The task force, which included the chairs of 16 major law firms, the chief legal officers of 10 large corporations, five New York judges, and the deans of Columbia and New York University law schools, recommended that private employers continue DEI efforts while paying special attention to how those efforts are perceived. The report recommended that corporations and law firms identify specific benefits of diversity in the workplace and develop programs that increase those benefits.
The task force said corporate diversity efforts continue to be lawful as long as they comply with federal anti-discrimination statutes such as Title VI and Title VII of the Civil Rights Act, and Section 1981 of Title 42 of the U.S. Code.

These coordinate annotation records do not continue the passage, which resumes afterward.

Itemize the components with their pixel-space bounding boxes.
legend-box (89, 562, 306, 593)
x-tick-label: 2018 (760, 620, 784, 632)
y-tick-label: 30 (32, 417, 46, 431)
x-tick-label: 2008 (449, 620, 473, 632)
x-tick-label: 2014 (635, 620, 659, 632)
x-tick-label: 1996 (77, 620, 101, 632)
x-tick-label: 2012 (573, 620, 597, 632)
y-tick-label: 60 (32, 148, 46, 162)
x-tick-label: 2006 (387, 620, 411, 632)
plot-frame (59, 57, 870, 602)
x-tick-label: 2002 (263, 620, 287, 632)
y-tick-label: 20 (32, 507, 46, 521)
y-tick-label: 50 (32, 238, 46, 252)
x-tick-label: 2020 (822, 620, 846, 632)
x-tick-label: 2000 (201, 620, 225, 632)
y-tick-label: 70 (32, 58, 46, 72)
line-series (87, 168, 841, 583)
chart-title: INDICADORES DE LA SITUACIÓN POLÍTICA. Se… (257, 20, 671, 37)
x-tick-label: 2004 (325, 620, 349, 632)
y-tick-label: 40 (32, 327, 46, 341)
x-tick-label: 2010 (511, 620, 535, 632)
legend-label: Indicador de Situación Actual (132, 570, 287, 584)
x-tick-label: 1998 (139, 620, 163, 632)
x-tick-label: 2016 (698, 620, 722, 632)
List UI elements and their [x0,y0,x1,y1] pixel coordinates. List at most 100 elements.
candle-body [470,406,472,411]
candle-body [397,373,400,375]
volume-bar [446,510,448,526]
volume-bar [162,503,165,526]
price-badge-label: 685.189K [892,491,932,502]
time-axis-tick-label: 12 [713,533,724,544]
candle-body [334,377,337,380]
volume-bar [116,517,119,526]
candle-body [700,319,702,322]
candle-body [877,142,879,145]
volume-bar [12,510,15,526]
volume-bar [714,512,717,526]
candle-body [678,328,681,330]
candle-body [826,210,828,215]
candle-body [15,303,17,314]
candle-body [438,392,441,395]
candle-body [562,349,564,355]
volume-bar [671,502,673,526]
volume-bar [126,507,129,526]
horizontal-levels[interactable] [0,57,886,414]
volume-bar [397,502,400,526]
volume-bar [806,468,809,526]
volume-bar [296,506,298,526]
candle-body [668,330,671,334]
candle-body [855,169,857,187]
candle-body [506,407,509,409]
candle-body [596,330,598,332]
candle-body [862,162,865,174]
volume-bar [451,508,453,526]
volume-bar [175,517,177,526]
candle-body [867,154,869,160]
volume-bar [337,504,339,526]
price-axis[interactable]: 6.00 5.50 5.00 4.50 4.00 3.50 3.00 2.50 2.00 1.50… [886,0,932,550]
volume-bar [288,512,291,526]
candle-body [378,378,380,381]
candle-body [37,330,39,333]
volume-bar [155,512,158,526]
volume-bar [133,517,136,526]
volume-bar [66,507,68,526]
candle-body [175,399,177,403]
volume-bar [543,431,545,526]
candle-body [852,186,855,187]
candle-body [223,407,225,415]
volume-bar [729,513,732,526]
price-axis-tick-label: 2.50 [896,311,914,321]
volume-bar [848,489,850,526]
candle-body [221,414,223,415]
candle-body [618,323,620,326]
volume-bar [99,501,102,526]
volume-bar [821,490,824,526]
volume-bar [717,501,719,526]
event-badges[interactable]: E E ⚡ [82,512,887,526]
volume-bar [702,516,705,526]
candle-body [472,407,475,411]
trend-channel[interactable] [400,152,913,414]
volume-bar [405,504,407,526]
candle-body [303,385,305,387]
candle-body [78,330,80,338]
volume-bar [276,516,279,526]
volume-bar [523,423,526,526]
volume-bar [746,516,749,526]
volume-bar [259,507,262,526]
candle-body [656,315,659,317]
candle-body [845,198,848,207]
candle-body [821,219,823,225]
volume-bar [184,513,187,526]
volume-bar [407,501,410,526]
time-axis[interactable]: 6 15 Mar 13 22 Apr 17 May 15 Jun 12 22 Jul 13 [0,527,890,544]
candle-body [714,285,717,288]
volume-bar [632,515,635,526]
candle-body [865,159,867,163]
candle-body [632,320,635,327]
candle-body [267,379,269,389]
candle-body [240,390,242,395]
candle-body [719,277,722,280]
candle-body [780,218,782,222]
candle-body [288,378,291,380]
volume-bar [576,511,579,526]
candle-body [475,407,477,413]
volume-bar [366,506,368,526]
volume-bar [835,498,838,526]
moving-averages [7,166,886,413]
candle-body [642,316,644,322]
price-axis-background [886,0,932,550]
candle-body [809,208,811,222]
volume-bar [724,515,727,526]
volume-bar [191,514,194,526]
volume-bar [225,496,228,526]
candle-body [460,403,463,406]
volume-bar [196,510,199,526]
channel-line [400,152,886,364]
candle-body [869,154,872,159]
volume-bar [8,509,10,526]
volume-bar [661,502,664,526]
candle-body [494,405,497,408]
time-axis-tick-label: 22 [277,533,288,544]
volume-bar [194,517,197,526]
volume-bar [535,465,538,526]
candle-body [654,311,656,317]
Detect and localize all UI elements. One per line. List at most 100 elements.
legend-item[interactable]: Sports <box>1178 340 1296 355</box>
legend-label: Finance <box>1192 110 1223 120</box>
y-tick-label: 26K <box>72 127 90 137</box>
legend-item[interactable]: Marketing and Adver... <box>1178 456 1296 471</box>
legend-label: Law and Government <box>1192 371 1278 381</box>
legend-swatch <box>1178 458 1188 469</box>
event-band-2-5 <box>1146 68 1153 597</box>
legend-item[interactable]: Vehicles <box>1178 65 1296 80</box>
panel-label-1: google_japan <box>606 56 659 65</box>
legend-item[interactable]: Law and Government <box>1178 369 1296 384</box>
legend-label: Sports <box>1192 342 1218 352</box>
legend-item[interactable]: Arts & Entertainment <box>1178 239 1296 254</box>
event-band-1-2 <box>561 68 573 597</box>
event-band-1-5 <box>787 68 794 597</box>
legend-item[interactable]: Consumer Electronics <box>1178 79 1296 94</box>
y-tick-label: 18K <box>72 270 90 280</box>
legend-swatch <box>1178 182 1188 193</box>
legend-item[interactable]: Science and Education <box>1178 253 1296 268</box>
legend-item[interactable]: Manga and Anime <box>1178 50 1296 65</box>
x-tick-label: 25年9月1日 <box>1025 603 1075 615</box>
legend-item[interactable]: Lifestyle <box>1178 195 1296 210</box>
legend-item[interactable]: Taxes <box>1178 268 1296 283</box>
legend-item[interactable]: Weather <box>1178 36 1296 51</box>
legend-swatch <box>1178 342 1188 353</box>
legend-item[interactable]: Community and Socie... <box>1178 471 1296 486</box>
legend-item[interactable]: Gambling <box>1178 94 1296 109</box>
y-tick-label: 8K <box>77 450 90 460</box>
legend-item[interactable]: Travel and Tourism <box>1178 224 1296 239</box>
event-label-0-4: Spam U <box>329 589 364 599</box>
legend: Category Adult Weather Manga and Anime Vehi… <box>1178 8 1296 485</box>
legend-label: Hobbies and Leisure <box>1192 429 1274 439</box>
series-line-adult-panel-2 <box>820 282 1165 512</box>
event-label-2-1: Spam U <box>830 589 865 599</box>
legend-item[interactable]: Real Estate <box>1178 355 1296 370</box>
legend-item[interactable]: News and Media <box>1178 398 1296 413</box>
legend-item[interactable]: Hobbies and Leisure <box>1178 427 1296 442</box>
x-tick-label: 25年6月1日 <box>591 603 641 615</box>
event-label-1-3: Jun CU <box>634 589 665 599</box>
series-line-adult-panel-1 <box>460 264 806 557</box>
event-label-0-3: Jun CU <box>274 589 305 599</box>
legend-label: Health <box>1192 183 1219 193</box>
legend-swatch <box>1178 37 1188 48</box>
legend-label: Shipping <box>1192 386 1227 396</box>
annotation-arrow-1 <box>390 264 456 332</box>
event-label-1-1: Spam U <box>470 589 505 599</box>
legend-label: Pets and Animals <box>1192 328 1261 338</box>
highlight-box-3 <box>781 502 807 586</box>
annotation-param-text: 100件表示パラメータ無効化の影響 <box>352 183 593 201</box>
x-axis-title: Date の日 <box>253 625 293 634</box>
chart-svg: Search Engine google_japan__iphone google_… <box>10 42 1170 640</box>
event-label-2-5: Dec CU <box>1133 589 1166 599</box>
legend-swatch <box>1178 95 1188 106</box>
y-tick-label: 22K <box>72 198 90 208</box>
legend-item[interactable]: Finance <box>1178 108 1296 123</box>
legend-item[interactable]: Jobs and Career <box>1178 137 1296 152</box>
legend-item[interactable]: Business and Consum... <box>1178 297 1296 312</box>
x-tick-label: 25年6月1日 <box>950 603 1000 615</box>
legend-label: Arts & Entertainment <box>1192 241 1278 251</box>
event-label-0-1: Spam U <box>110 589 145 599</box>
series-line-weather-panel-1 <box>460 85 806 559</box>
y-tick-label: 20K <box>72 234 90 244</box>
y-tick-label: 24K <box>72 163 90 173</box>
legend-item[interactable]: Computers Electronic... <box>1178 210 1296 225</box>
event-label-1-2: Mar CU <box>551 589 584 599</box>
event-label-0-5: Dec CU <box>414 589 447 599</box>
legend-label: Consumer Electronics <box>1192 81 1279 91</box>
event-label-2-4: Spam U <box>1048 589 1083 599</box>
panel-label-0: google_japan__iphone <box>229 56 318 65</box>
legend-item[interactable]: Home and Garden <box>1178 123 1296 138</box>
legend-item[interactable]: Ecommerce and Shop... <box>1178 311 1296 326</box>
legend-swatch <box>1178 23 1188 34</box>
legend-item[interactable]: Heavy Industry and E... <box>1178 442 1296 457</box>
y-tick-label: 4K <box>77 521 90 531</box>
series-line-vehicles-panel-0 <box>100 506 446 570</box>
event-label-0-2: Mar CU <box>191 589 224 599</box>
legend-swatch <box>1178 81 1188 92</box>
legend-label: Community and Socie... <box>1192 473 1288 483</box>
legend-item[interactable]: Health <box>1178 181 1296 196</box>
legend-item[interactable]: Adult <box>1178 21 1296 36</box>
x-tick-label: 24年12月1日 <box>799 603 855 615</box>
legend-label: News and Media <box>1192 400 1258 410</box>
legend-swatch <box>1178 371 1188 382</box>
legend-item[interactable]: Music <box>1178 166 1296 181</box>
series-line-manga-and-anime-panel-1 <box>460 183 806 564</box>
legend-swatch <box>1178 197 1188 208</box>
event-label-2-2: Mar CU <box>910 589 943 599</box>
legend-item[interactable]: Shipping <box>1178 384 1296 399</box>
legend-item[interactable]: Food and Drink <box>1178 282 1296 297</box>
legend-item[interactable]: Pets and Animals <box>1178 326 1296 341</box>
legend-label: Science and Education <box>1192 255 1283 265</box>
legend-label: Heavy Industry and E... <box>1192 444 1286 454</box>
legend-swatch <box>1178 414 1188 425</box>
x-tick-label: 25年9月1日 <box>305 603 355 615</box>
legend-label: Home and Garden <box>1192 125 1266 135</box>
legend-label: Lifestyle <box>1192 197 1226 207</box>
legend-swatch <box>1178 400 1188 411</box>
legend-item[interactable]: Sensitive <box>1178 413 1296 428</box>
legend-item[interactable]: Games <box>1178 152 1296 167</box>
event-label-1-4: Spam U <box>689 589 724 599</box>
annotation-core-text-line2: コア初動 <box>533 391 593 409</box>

On June 29, the Supreme Court ruled in two distinct but related cases — Students for Fair Admissions Inc. v. President and Fellows of Harvard College, and Students for Fair Admissions Inc. v. University of North Carolina — that race cannot be used as the only factor in admission to universities and colleges, both public and private. Since then, the ripple effect of the ruling has already been felt beyond the world of education.
"We don't think it's going to stop here," New York State Bar Association President Richard Lewis said at the press conference.
Employers across the country have already been grappling with what the decision means for their efforts to create and maintain a diverse workforce. Law firms in particular have been struggling with its fallout as the legal industry remains overwhelmingly white and male.
A national movement opposing affirmative action has continued to pursue legal action to further curtail the use of race as a means to select candidates for jobs. In August, the same conservative group behind the legal fight that led to the high court's recent affirmative action ruling sued Perkins Coie LLP and Morrison Foerster LLP over their diversity fellowship programs for law students, saying they discriminate against non-minority applicants.
"There will be lawsuits galore in the weeks and months and years to come," Karp said during the press conference. "That will just cause our resolve to be that much greater as we protect diversity in the very best of our abilities."
Lynch, who joined Paul Weiss as a partner in 2019, said during the press conference that the Supreme Court's ruling in the Harvard and UNC cases created an imperative to more thoroughly document DEI policies.
"I think what you're going to see are universities, as well as other organizations in society, being very clear about their goal of attaining diversity across all types of the metric, and things that they are doing that are perfectly permissible in order to achieve that goal," she said.
Kapil Longani, the general counsel at State University of New York and a member of the state bar's task force, said during the press conference that race will — and should — continue to be part of admission decisions at higher education institutions.
"I want to be crystal clear: This is not about race-blind admissions. Race still matters," he said.